Se llevó una mano al pecho y suspiró exageradamente.
—Soñaba con el chico que se sentaba a mi lado para que le ayudara con una prueba de química, o para contarme los problemas que tenía con su novia. Yo quería ser como esas chicas que saben cómo comportarse, que saben hablar, y coquetear y salen con cuatro chicos a la vez. Las estudiaba. Era una observadora nata, catalogaba. Estudiaba, documentaba, practicaba en la intimidad de mi habitación. Pero nunca conseguí reunir el valor para abrirme con nadie. Hasta aquella noche, con Josh, cuando tú me viste. Esa noche pasó.
—El vio en ti lo que los demás no habían sabido ver.
—Eso es muy bonito.
—Es fácil, porque yo también lo vi.
Por acuerdo tácito, los dos giraron al llegar a la casa de él.
—Después de Josh, algo se cerró en mi interior, por un tiempo. —Pasó adentro cuando él abrió la puerta—. Ya no quería tener novio. El fuego había tratado de llevarse el tesoro de mi familia, su herencia, y ahora se había llevado la vida del primer chico que me había tocado. Durante meses no hice más que estudiar y trabajar. Cuando me apetecía, me acostaba con algún chico y disfrutaba de él. Dejaba que él disfrutara de mí. Y seguía mi camino.
Reena pasó a la sala de estar, sin saber muy bien por qué le estaba contando algo tan profundo y serio.
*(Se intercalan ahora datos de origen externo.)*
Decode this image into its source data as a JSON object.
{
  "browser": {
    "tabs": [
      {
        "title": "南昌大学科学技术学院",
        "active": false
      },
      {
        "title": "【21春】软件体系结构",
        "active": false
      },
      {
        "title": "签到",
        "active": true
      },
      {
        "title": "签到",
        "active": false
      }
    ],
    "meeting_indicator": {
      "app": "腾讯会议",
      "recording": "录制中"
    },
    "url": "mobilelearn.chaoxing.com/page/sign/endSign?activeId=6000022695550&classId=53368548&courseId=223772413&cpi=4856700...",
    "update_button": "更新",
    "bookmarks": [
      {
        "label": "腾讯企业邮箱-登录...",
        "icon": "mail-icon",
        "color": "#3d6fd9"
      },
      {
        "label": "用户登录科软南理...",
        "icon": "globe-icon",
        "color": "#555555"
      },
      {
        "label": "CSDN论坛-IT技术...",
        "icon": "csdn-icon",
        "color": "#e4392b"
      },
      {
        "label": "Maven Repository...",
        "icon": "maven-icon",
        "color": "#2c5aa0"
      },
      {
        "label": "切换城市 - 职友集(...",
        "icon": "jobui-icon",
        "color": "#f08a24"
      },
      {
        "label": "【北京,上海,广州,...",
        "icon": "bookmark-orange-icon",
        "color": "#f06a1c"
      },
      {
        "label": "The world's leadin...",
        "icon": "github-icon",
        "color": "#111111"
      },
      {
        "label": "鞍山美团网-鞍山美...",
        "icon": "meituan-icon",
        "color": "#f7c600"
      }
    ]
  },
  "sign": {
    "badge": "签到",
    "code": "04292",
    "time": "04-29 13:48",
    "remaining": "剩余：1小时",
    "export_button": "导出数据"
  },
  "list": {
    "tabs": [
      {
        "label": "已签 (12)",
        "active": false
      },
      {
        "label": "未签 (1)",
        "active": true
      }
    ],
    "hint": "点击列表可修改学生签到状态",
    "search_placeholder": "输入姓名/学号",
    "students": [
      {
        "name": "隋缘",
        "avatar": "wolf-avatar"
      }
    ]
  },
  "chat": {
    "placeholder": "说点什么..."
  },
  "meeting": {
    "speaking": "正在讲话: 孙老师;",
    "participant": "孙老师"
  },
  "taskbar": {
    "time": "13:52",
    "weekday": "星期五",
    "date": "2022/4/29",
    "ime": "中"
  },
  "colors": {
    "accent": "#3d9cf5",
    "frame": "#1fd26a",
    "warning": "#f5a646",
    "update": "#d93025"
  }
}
—No hubo muchos, y no significaron gran cosa. No quería que significaran nada. Quería trabajar, adquirir los conocimientos que necesitaba para hacer bien mi trabajo. Me gradué, luego vinieron las prácticas, el trabajo de campo, el trabajo de laboratorio. Porque el fuego también estaba dentro de mí, y no dejaba que nadie se me acercara demasiado.
Dejó escapar un suspiro.
—Hubo otro chico con el que sentí una pequeña chispa. Acabábamos de empezar a plantearnos las cosas en serio cuando lo mataron.
—Debió de ser un golpe realmente duro. Ya has tenido más que de sobra.
—Sí. Y, si me paro a pensarlo, creo que me amargó bastante. Cuando parece que por fin hay alguien que puede significar algo para mí, lo pierdo.
Bo se sentó junto a ella, la cogió de la mano, jugueteó con sus dedos. «Jugando con fuego», pensó.
—¿Y qué ha cambiado?
—Me temo que eres tú.
—¿Temes?
—Un poco, sí. Creo que es justo que te diga que, puesto que las cosas han cambiado, o podrían estar cambiando, lo que está pasando entre nosotros tiene que ser exclusivo. Para mí es inaceptable que quieras ver a otras mujeres.
Él levantó la vista de los dedos de Reena y la miró a los ojos.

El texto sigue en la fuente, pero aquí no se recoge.